Patients with coexisting HPS and PAVM may also develop PH during the course of treatment. HPS and portal hypertension are the primary conditions affecting pulmonary hemodynamics in patients with liver cirrhosis. In such patients, both the vasodilator and vasoconstrictor, which are not metabolized in the liver, flow into the pulmonary artery, and whether or not HPS and portal hypertension merge depends on the balance between this vasodilator and vasoconstrictor (7). In contrast, HHT, a causative factor for PAVM, rarely complicates PH (8). In the present case, no increase in the portal blood flow was seen on abdominal ultrasonography in either the preoperative or postoperative phase. In addition, as the diagnostic criteria for HHT were not fulfilled in this case, we concluded that the patient did not have PH due to HHT. In this case, the patient showed a decrease in PVR from the shunt because of vasodilatation before surgery, although some amount of the vasoconstrictor might be flowing into the pulmonary artery. This was primarily because of HPS and PAVM reducing the pulmonary arterial pressure and the shunt increasing the cardiac output. The PVR was low because of a combination of all of these factors. However, this high cardiac output state might induce shear stress in the pulmonary artery, which can cause pulmonary vascular remodeling. After liver transplantation, although vasodilatation due to HPS disappeared, pulmonary vascular remodeling may still remain. As a result, the PVR increased. Furthermore, although the cause is unknown, an increase in the pulmonary artery wedge pressure also appeared, resulting in PH. The pulmonary artery pressure ultimately decreased, presumably due to the normalization of the cardiac output as a result of coil embolization for PAVM and the improvement of pulmonary vascular remodeling.

Liver transplantation in patients with liver cirrhosis without PH does not affect pulmonary hemodynamics and normalizes the PVR (9). Furthermore, PH rarely occurs after liver transplantation in patients with HPS (10). This phenomenon may be caused by dysregulation of a shared vascular signaling pathway, which may lead to either pulmonary vasoconstriction or vasodilation or preferential binding of endothelin-1 to either the endothelin-1A or endothelin-1B receptor (11). In the present case, because the blood flow through the shunt of PAVM, which had low vascular resistance, was interrupted due to coil embolization, and the blood flowed into other pulmonary arteries, an increase in the PVR and exacerbation of PH were considered. Furthermore, PH did not recur during RHC at 20 months after liver transplantation (Table 2). This suggests that the treatment for PAVM might not have affected the development of PH after liver transplantation. However, PAVM may also show central nervous symptoms, such as paradoxical cerebral infarction (12).

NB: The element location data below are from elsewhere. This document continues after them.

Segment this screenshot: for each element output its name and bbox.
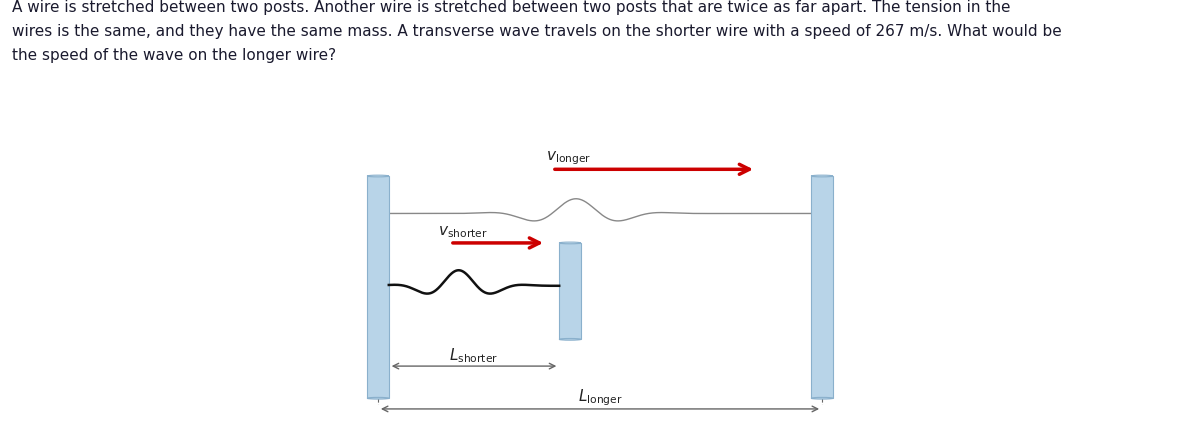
Ellipse shape (559, 338, 581, 340)
Text: $\mathit{L}$$_{\mathregular{longer}}$: $\mathit{L}$$_{\mathregular{longer}}$ (577, 387, 623, 408)
Ellipse shape (367, 397, 389, 399)
Ellipse shape (811, 397, 833, 399)
Ellipse shape (559, 242, 581, 244)
Ellipse shape (367, 175, 389, 177)
Bar (367, 176, 389, 398)
Text: A wire is stretched between two posts. Another wire is stretched between two pos: A wire is stretched between two posts. A… (12, 0, 1062, 63)
Ellipse shape (811, 175, 833, 177)
Text: $\mathit{v}$$_{\mathregular{longer}}$: $\mathit{v}$$_{\mathregular{longer}}$ (546, 149, 592, 167)
Bar (811, 176, 833, 398)
Text: $\mathit{v}$$_{\mathregular{shorter}}$: $\mathit{v}$$_{\mathregular{shorter}}$ (438, 224, 487, 240)
Bar (559, 243, 581, 339)
Text: $\mathit{L}$$_{\mathregular{shorter}}$: $\mathit{L}$$_{\mathregular{shorter}}$ (450, 346, 498, 365)
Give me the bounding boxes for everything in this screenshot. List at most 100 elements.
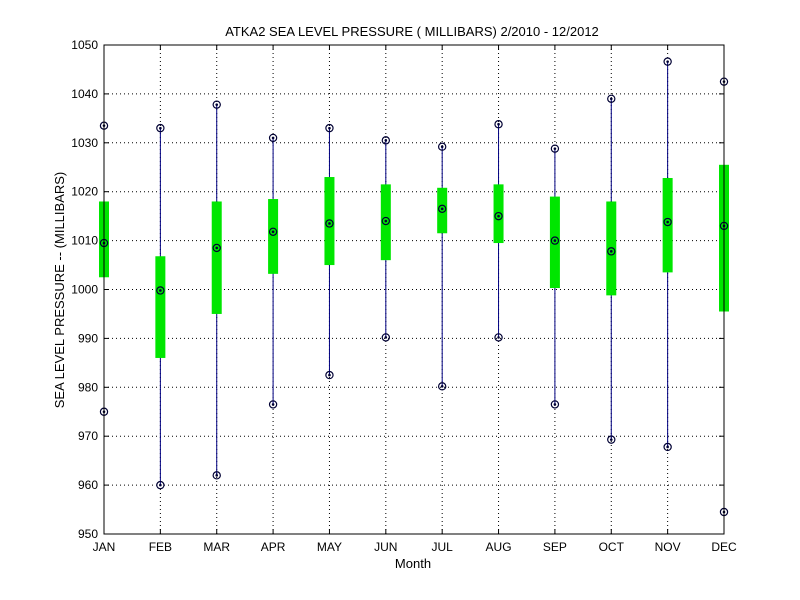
iqr-box: [549, 196, 560, 289]
min-marker: [268, 400, 278, 409]
y-tick-label: 970: [78, 429, 98, 443]
iqr-box: [155, 256, 166, 358]
max-marker: [550, 144, 560, 153]
median-marker: [268, 227, 278, 236]
max-marker: [268, 133, 278, 143]
x-axis-label: Month: [395, 556, 431, 571]
min-marker-dot: [328, 373, 331, 377]
min-marker-dot: [553, 403, 557, 406]
y-tick-label: 1040: [71, 87, 98, 101]
max-marker-dot: [271, 136, 275, 140]
x-tick-label: FEB: [149, 540, 172, 554]
min-marker-dot: [440, 385, 444, 388]
median-marker: [156, 286, 165, 295]
x-tick-label: AUG: [486, 540, 512, 554]
median-marker: [325, 219, 334, 228]
median-marker: [550, 236, 560, 245]
max-marker: [212, 100, 221, 109]
min-marker-dot: [497, 336, 500, 339]
min-marker-dot: [609, 438, 613, 441]
iqr-box: [493, 184, 504, 244]
min-marker-dot: [159, 483, 162, 487]
max-marker-dot: [384, 139, 388, 142]
y-tick-label: 1010: [71, 234, 98, 248]
median-marker: [607, 247, 616, 256]
max-marker-dot: [553, 147, 557, 150]
tick-layer: 950 960 970 980 990 1000 1010 1020 1030 1040 1050 J…: [71, 38, 737, 554]
median-marker-dot: [271, 230, 275, 234]
y-tick-label: 1050: [71, 38, 98, 52]
x-tick-label: NOV: [655, 540, 681, 554]
x-tick-label: DEC: [711, 540, 737, 554]
y-tick-label: 960: [78, 478, 98, 492]
max-marker: [325, 123, 334, 133]
box-nov: [662, 57, 673, 452]
min-marker: [550, 400, 560, 409]
min-marker: [156, 480, 165, 490]
median-marker-dot: [215, 246, 219, 250]
max-marker: [381, 136, 391, 145]
median-marker-dot: [609, 250, 613, 253]
max-marker-dot: [328, 126, 331, 130]
median-marker: [437, 204, 447, 214]
box-sep: [549, 144, 560, 409]
min-marker: [437, 382, 447, 391]
min-marker-dot: [384, 336, 388, 339]
y-tick-label: 1030: [71, 136, 98, 150]
box-apr: [268, 133, 279, 409]
max-marker-dot: [609, 97, 613, 101]
median-marker: [381, 216, 391, 226]
median-marker: [212, 243, 221, 253]
min-marker: [494, 333, 503, 342]
y-tick-label: 980: [78, 380, 98, 394]
median-marker-dot: [440, 207, 444, 211]
plot-frame: [103, 44, 725, 535]
iqr-box: [324, 177, 335, 266]
max-marker-dot: [159, 126, 162, 130]
min-marker-dot: [215, 474, 219, 477]
x-tick-label: SEP: [543, 540, 567, 554]
max-marker: [607, 94, 616, 103]
grid-layer: [104, 45, 724, 534]
min-marker: [663, 442, 672, 452]
y-tick-label: 990: [78, 331, 98, 345]
x-tick-label: MAY: [317, 540, 342, 554]
data-layer: [99, 57, 729, 517]
max-marker-dot: [666, 60, 669, 63]
median-marker-dot: [497, 214, 500, 218]
iqr-box: [268, 199, 279, 274]
x-tick-label: OCT: [599, 540, 625, 554]
y-tick-label: 1020: [71, 185, 98, 199]
median-marker-dot: [328, 222, 331, 225]
x-tick-label: MAR: [203, 540, 230, 554]
box-may: [324, 123, 335, 380]
x-tick-label: JUN: [374, 540, 397, 554]
min-marker: [325, 370, 334, 380]
max-marker: [494, 120, 503, 129]
median-marker: [494, 211, 503, 221]
box-oct: [606, 94, 617, 444]
chart-title: ATKA2 SEA LEVEL PRESSURE ( MILLIBARS) 2/…: [225, 24, 599, 39]
median-marker: [663, 217, 672, 227]
box-aug: [493, 120, 504, 342]
median-marker-dot: [553, 239, 557, 242]
box-jun: [380, 136, 391, 342]
max-marker: [437, 142, 447, 151]
min-marker: [212, 471, 221, 480]
box-mar: [211, 100, 222, 480]
iqr-box: [437, 187, 448, 234]
box-feb: [155, 123, 166, 490]
max-marker: [156, 123, 165, 133]
median-marker-dot: [666, 220, 669, 224]
median-marker-dot: [159, 289, 162, 292]
min-marker: [381, 333, 391, 342]
box-jul: [437, 142, 448, 391]
max-marker: [663, 57, 672, 66]
x-tick-label: APR: [261, 540, 286, 554]
min-marker: [607, 435, 616, 444]
max-marker-dot: [497, 122, 500, 126]
max-marker-dot: [215, 103, 219, 106]
max-marker-dot: [440, 145, 444, 149]
min-marker-dot: [666, 445, 669, 449]
min-marker-dot: [271, 403, 275, 406]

There was a risk of these complications occurring during the perioperative period. When this patient was referred to our department, the date of liver transplantation was confirmed. Despite explaining the risk of complications of PAVM in the perioperative period to the gastrointestinal surgeons and the patient, she expressed a desire to undergo early liver transplantation. Thus, liver transplantation preceded the treatment of PAVM. If PAVM treatment is performed first, there is no need to worry about PH exacerbation or complications due to PAVM during or after liver transplantation.

Conclusion

The present case of HPS and PAVM in combination may have shown unique changes in the pulmonary hemodynamics during treatment. It is important to correctly understand the symptoms and pathology of both diseases in order to understand the pulmonary hemodynamics and provide appropriate treatment.

The authors state that they have no Conflict of Interest (COI).